# Megatonn: Technical Analysis of an AI-Driven Cross-City Salary Prediction Platform

> A machine learning-based salary prediction platform that supports cross-city salary comparison analysis, using feature engineering, target encoding, and TF-IDF technologies, and provides an interactive visualization interface via Streamlit.

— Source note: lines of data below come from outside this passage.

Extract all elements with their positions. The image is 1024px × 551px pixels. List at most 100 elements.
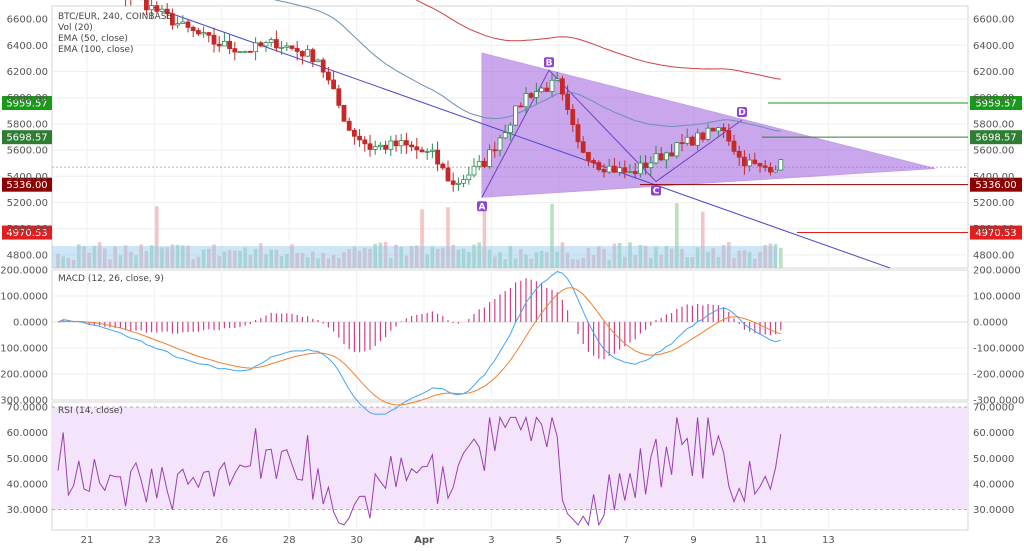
macd-series [52,271,968,415]
candle-body [216,43,222,47]
candle-body [445,167,451,182]
candle-body [653,153,659,164]
volume-bar [285,253,289,268]
volume-bar [779,247,783,268]
candle-body [549,79,555,92]
candle-body [435,149,441,165]
candle-body [143,0,149,11]
volume-bar [513,258,518,268]
level-value-right: 4970.53 [975,228,1016,239]
volume-bar [389,258,393,268]
candle-body [528,93,534,98]
candle-body [388,140,394,150]
volume-bar [342,252,346,268]
volume-bar [337,257,341,268]
candle-body [674,142,680,157]
volume-bar [108,259,112,268]
volume-bar [113,246,117,268]
candle-body [757,163,763,167]
price-tick-left: 6000.00 [7,93,48,104]
volume-bar [456,249,461,268]
price-tick-right: 6600.00 [973,15,1014,26]
volume-bar [66,257,71,268]
volume-ma-area [52,246,777,268]
volume-bar [732,257,736,268]
volume-bar [623,256,627,268]
legend-ema50: EMA (50, close) [58,34,128,44]
candle-body [695,132,700,146]
candle-body [554,78,560,81]
volume-bar [659,254,663,268]
candle-body [279,46,285,49]
volume-bar [394,244,398,268]
candle-body [258,42,264,47]
volume-bar [373,243,377,268]
candle-body [664,152,669,161]
volume-bar [92,245,97,268]
volume-bar [711,248,715,268]
volume-bar [498,251,502,268]
volume-bar [368,248,372,268]
candle-body [513,105,518,126]
candle-body [180,21,186,25]
legend-macd: MACD (12, 26, close, 9) [58,274,164,284]
volume-bar [259,243,263,268]
rsi-tick-left: 30.0000 [7,505,48,516]
candle-body [502,132,508,139]
date-tick: 11 [755,535,768,546]
pattern-point-label: C [653,187,660,197]
candle-body [299,51,305,57]
volume-bar [420,209,424,268]
date-tick: 7 [623,535,629,546]
level-value-left: 4970.53 [6,228,47,239]
candle-body [403,140,409,146]
candle-body [684,136,690,144]
candle-body [466,174,472,181]
candle-body [736,150,742,158]
volume-bar [571,259,575,268]
volume-bar [430,246,435,268]
candle-body [638,162,643,175]
volume-bar [649,257,653,268]
volume-bar [555,251,559,268]
level-lines[interactable]: 5959.57 5959.57 5698.57 5698.57 5336.00 5336.… [2,95,1022,240]
candle-body [643,162,648,169]
candle-body [481,160,487,167]
volume-bar [467,252,471,268]
candle-body [211,34,217,45]
volume-bar [233,250,237,268]
level-badge-left [2,225,52,240]
candle-body [242,50,248,53]
candle-body [768,167,773,173]
level-value-left: 5959.57 [6,98,47,109]
candle-body [398,140,404,147]
level-badge-right [970,130,1022,145]
volume-bar [243,247,247,268]
price-tick-right: 6000.00 [973,93,1014,104]
macd-tick-left: 200.0000 [0,266,48,277]
candle-body [778,159,784,171]
volume-bar [669,248,674,268]
candle-body [169,13,175,26]
signal-line [57,287,781,406]
volume-bar [565,252,570,268]
volume-bar [264,254,268,268]
trend-line[interactable] [149,5,891,269]
ema50-line [273,0,781,132]
volume-bar [279,256,284,268]
candle-body [221,40,227,47]
candle-body [710,127,716,132]
candle-body [424,150,430,153]
volume-bar [545,252,549,268]
level-value-left: 5336.00 [6,180,47,191]
candle-body [331,79,337,90]
volume-bar [617,242,622,268]
candle-body [393,140,399,147]
volume-bar [550,203,554,268]
volume-bar [638,244,643,268]
price-tick-left: 5600.00 [7,146,48,157]
candle-body [372,146,378,150]
candle-body [523,93,529,108]
macd-line [57,271,781,415]
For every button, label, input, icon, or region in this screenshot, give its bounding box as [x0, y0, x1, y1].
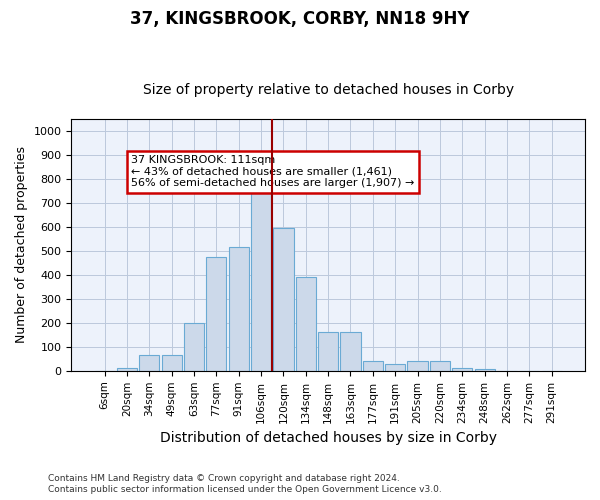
Text: 37 KINGSBROOK: 111sqm
← 43% of detached houses are smaller (1,461)
56% of semi-d: 37 KINGSBROOK: 111sqm ← 43% of detached …: [131, 155, 415, 188]
X-axis label: Distribution of detached houses by size in Corby: Distribution of detached houses by size …: [160, 431, 497, 445]
Bar: [363, 361, 383, 371]
Bar: [475, 369, 494, 371]
Bar: [340, 332, 361, 371]
Text: 37, KINGSBROOK, CORBY, NN18 9HY: 37, KINGSBROOK, CORBY, NN18 9HY: [130, 10, 470, 28]
Bar: [184, 323, 204, 371]
Bar: [251, 188, 271, 371]
Text: Contains HM Land Registry data © Crown copyright and database right 2024.
Contai: Contains HM Land Registry data © Crown c…: [48, 474, 442, 494]
Bar: [206, 257, 226, 371]
Bar: [117, 368, 137, 371]
Bar: [139, 355, 160, 371]
Bar: [318, 332, 338, 371]
Bar: [229, 246, 249, 371]
Y-axis label: Number of detached properties: Number of detached properties: [15, 146, 28, 344]
Bar: [161, 355, 182, 371]
Bar: [430, 360, 450, 371]
Bar: [296, 278, 316, 371]
Bar: [385, 364, 405, 371]
Title: Size of property relative to detached houses in Corby: Size of property relative to detached ho…: [143, 83, 514, 97]
Bar: [274, 228, 293, 371]
Bar: [407, 360, 428, 371]
Bar: [452, 368, 472, 371]
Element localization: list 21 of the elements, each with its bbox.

- 板块: [Openclaw Geo](https://www.zingnex.cn/en/forum/board/openclaw-geo)
- 发布时间: 2026-05-26T21:23:15.000Z
- 最近活动: 2026-05-26T21:26:03.532Z
- 热度: 161.9
- 关键词: 薪资预测, 机器学习, Streamlit, 特征工程, 目标编码, TF-IDF, 数据科学, Python, 多城市对比
- 页面链接: https://www.zingnex.cn/en/forum/thread/megatonn-ai
- Canonical: https://www.zingnex.cn/forum/thread/megatonn-ai
- Markdown 来源: floors_fallback

---

## Introduction / Main Floor: Megatonn: Technical Analysis of an AI-Driven Cross-City Salary Prediction Platform

A machine learning-based salary prediction platform that supports cross-city salary comparison analysis, using feature engineering, target encoding, and TF-IDF technologies, and provides an interactive visualization interface via Streamlit.

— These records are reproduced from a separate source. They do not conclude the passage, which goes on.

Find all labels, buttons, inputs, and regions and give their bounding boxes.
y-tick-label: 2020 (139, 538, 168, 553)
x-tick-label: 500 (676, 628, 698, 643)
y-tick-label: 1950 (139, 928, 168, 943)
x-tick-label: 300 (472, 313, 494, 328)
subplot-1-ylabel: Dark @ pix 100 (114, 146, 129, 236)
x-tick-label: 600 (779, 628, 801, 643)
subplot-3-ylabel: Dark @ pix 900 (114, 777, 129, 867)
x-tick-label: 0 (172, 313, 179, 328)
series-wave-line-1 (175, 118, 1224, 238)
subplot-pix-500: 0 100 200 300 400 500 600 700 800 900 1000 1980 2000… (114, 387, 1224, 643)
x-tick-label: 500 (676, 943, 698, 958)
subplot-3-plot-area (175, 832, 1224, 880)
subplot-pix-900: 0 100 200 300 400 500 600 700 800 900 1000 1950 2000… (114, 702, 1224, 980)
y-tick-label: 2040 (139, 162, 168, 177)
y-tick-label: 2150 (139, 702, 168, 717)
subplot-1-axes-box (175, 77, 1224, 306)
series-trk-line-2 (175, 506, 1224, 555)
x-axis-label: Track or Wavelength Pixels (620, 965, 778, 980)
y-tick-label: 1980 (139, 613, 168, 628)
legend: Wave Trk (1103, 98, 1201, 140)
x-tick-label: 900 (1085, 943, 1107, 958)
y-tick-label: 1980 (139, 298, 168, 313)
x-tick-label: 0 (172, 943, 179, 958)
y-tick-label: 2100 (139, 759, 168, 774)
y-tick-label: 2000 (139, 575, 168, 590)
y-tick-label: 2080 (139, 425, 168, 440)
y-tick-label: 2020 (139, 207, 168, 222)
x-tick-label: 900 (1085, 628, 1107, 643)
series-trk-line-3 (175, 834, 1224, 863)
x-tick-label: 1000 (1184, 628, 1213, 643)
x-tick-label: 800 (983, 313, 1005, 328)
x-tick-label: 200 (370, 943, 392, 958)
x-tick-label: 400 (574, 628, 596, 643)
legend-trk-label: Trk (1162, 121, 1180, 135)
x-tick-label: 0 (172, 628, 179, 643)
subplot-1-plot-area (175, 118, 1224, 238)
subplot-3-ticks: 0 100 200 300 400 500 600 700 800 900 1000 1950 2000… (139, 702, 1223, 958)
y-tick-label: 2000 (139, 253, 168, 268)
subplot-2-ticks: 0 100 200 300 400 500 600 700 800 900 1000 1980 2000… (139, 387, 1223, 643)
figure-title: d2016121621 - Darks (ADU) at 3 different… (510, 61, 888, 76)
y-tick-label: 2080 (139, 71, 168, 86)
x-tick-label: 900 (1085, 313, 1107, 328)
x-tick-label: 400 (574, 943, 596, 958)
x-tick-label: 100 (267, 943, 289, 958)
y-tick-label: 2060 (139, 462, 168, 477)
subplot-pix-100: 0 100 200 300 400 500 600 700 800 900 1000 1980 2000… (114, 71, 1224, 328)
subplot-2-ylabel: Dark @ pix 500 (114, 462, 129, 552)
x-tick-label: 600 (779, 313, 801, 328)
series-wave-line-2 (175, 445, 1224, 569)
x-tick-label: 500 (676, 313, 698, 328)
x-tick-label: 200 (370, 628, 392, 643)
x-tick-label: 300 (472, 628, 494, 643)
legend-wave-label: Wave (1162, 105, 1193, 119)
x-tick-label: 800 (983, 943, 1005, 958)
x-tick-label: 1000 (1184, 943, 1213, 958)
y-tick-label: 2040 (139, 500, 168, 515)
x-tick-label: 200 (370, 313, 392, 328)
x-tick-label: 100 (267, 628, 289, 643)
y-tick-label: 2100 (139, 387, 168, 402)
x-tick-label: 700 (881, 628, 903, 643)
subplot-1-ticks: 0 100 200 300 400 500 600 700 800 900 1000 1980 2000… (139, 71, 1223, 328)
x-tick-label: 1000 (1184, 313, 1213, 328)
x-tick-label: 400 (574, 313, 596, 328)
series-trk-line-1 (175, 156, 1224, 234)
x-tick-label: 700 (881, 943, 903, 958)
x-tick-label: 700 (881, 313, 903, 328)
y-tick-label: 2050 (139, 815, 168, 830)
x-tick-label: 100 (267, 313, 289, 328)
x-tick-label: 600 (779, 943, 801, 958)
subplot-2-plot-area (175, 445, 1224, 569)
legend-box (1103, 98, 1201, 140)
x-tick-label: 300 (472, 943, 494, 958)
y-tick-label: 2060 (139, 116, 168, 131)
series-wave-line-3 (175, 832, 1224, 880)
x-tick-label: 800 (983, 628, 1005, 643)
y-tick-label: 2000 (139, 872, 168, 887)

## Original Author and Source

- **Original Author/Maintainer**: Marilaura-Alvarado
- **Source Platform**: GitHub
- **Original Title**: megatonn_prediction_app
- **Original Link**: https://github.com/Marilaura-Alvarado/megatonn_prediction_app
- **Publication Date**: May 26, 2026

## Project Background and Application Scenarios

In today's era of increasingly frequent global talent mobility, regional differences in salary levels have become a common focus for both job seekers and enterprises. A software engineer's salary in New York, London, Bangalore, or Singapore may differ by several times, but scientifically quantifying this difference is a complex challenge. The Megatonn project addresses this pain point by building a machine learning-based cross-city salary prediction platform.

The core value of this project lies in: users only need to input their personal career profile once, and the system can predict the salary level of that profile in different cities, helping users make more informed career decisions. This is of practical value for professionals considering cross-regional development, HR departments formulating compensation strategies, and economists researching the labor market.

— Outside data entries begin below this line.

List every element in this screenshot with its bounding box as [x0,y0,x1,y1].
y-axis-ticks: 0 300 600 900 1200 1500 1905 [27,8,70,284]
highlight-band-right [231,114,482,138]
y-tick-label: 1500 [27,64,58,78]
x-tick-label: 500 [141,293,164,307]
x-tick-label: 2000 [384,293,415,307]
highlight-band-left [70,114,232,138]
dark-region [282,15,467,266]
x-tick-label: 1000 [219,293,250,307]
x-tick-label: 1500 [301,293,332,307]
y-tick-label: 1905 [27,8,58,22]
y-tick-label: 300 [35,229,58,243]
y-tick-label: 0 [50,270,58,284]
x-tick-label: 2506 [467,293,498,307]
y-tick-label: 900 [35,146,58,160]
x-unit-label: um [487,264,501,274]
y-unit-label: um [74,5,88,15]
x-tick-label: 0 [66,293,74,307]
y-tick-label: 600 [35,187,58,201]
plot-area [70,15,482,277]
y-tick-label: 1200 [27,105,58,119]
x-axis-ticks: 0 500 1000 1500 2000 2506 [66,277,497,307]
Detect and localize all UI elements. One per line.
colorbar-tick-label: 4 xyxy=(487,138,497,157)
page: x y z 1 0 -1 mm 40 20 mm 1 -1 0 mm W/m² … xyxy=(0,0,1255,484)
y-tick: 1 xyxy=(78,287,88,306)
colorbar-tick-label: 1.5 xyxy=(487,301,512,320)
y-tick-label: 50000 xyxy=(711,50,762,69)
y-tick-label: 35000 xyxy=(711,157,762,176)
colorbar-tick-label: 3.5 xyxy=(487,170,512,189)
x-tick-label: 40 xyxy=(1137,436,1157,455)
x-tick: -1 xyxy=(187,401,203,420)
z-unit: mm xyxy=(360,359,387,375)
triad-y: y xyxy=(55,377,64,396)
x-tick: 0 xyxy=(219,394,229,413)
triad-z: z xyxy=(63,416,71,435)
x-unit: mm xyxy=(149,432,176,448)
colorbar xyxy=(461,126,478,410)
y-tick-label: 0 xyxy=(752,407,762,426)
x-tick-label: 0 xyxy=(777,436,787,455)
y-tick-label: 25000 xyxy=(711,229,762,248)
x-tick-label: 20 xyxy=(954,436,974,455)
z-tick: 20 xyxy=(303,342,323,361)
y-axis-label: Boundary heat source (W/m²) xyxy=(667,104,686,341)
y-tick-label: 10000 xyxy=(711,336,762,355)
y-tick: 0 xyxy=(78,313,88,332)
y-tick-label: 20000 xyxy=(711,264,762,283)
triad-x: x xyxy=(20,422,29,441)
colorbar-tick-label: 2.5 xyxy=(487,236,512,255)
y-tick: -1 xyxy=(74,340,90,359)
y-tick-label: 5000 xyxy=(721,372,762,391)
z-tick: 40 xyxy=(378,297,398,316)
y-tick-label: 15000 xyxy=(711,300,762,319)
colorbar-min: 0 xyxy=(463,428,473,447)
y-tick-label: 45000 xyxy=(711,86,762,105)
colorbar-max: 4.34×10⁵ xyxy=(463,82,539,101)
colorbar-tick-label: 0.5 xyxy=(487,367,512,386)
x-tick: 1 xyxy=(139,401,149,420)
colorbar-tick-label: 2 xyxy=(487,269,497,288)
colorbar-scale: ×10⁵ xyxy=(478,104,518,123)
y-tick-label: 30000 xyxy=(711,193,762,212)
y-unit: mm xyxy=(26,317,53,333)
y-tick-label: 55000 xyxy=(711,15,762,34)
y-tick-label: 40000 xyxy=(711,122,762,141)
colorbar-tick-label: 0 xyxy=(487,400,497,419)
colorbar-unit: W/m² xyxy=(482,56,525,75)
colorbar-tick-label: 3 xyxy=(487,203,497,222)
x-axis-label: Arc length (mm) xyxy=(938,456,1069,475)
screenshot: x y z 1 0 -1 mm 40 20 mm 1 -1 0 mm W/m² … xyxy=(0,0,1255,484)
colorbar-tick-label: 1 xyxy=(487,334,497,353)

## System Architecture and Technology Stack

Megatonn adopts a typical data science application architecture with practical and efficient technology selection:

## Frontend Interface

- **Streamlit**: A Python framework for quickly building data applications, supporting interactive components and visualization
- **Plotly Express**: Generates interactive charts to display cross-city salary comparisons
- **Bilingual Support**: Built-in English and Russian interfaces to meet international needs

## Backend Inference

- **scikit-learn**: Core machine learning library providing regression model support
- **joblib**: Model serialization and deserialization
- **pandas / numpy**: Data processing and numerical computation
- **scipy.sparse**: Sparse matrix operations for efficient handling of high-dimensional features

## Feature Engineering

- **TF-IDF**: Vectorized representation of text features
- **MultiLabelBinarizer**: Multi-label skill encoding
- **Target Encoding**: An effective way to handle high-cardinality categorical variables

## 1. Multi-Dimensional Feature Engineering System

The project's feature engineering module is exquisitely designed, fully considering the complexity of human resource data:

**Basic Numerical Features**:
- Years of work experience (experience_years)
- Number of hard skills, number of soft skills
- Total number of skills, ratio of hard to soft skills

**Categorical Feature Encoding**:
- Frequency Encoding: Calculate the occurrence frequency of each category in the training set
- Target Encoding: Replace the original category with the mean value of the target variable corresponding to the category
- One-Hot Encoding: Handle low-cardinality categorical variables

**Interaction Features**:
- Role-city combination (role_city)
- Role-experience interaction (role_exp_interaction)

**Text Feature Extraction**:
- Word-level TF-IDF of job titles
- Character-level TF-IDF of job titles (captures spelling variations and abbreviations)

**Salary Anchoring Features**:
- City average salary (city_avg_salary)
- Role average salary (role_avg_salary)
- Role-city combination average salary (role_city_avg_salary)